With AJAX, php or Flex, RIA became both really dynamic and interactive. From a UX design perspective, this is a real challenge as it becomes harder but also more important to wireframe them.

Wireframes vs prototypes
Prototypes are by far the best way to show an actual app working. However, wireframes are also efficient when it comes to telling the important story so not to focus on details that will come later on. When designing RIA, it´s best to start telling the story and then go on to functional wireframe so that the client knows exactly where you’re coming from and where you’re going to.

Getting to know your "personas"
Defining the personas that will use your app is the first necessary step to take, before even starting to wireframe. This means defining all the typical behaviours that your future users could adopt and in what context.

Guided wireframes
This raises a problem regarding wireframes. As static, basic documents, they lack the contexts needed to build changing apps.

Telling stories to clients is actually a good thing as they will only focus on scenarios and the general information flows, and not on the design that will come later on.

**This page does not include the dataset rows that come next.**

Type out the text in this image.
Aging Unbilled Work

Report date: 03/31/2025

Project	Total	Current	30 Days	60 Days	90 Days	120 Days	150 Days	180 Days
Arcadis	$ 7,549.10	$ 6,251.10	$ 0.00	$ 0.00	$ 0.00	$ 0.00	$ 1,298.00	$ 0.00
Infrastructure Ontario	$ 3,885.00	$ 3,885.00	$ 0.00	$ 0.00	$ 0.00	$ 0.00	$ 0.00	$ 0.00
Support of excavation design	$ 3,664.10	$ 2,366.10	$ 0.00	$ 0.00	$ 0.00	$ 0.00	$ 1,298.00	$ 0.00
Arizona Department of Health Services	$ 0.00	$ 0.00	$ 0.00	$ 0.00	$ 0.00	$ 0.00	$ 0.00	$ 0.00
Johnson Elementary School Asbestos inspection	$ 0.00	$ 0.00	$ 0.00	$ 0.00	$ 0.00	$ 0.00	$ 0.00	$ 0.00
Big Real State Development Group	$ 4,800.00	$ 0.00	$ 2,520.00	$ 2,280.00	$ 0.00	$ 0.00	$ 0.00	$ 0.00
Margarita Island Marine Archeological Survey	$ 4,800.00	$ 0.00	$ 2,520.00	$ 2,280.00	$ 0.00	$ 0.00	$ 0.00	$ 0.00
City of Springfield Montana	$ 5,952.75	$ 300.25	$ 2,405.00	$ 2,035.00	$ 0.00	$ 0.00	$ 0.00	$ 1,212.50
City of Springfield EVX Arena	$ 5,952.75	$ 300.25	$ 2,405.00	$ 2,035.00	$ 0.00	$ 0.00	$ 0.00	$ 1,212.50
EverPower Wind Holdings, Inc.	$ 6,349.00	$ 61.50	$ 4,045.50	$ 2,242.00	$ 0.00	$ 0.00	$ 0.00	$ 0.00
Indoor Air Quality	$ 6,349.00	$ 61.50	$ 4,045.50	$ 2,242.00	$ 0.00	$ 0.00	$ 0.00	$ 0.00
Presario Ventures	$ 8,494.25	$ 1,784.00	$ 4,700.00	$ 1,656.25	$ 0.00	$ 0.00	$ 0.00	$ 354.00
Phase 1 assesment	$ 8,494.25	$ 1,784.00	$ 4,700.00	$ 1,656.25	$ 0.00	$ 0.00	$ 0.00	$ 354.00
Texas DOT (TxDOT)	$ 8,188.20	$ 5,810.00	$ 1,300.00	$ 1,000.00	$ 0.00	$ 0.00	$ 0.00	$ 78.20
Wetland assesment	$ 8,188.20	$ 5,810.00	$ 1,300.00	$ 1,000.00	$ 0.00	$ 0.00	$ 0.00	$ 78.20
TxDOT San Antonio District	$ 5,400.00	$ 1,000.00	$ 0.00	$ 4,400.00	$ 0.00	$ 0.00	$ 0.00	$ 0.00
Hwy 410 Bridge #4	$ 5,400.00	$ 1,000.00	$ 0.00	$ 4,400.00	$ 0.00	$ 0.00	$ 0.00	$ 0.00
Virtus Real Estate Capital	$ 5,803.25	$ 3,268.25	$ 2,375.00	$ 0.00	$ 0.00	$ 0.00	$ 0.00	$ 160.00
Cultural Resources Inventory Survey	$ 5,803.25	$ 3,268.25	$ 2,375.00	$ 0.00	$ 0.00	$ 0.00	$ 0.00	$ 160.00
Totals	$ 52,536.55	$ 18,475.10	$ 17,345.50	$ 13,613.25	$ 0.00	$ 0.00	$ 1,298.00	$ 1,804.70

Prototyping interactions & dynamism
Once you´ve told all the possible scenarios to your client, you can start working on the actual design. Prototyping helps you to do just that as it lets you put things in context, creating the actual interactions and dynamism. Interactive prototypes are important to picture the objectives and of an rich internet app and what it can achieve.

But Prototyping a dynamic website or an app is essential for other reasons. With this in hand, you’ll be able to see (hence validate) the final design, but most importantly, to carry out user tests. Prototyping a RIA is also useful to follow up changes done during development.

Wireframes for scenarios and layouts, and prototypes for interactions and design can really improve the user experience of many complex dynamic applications or websites.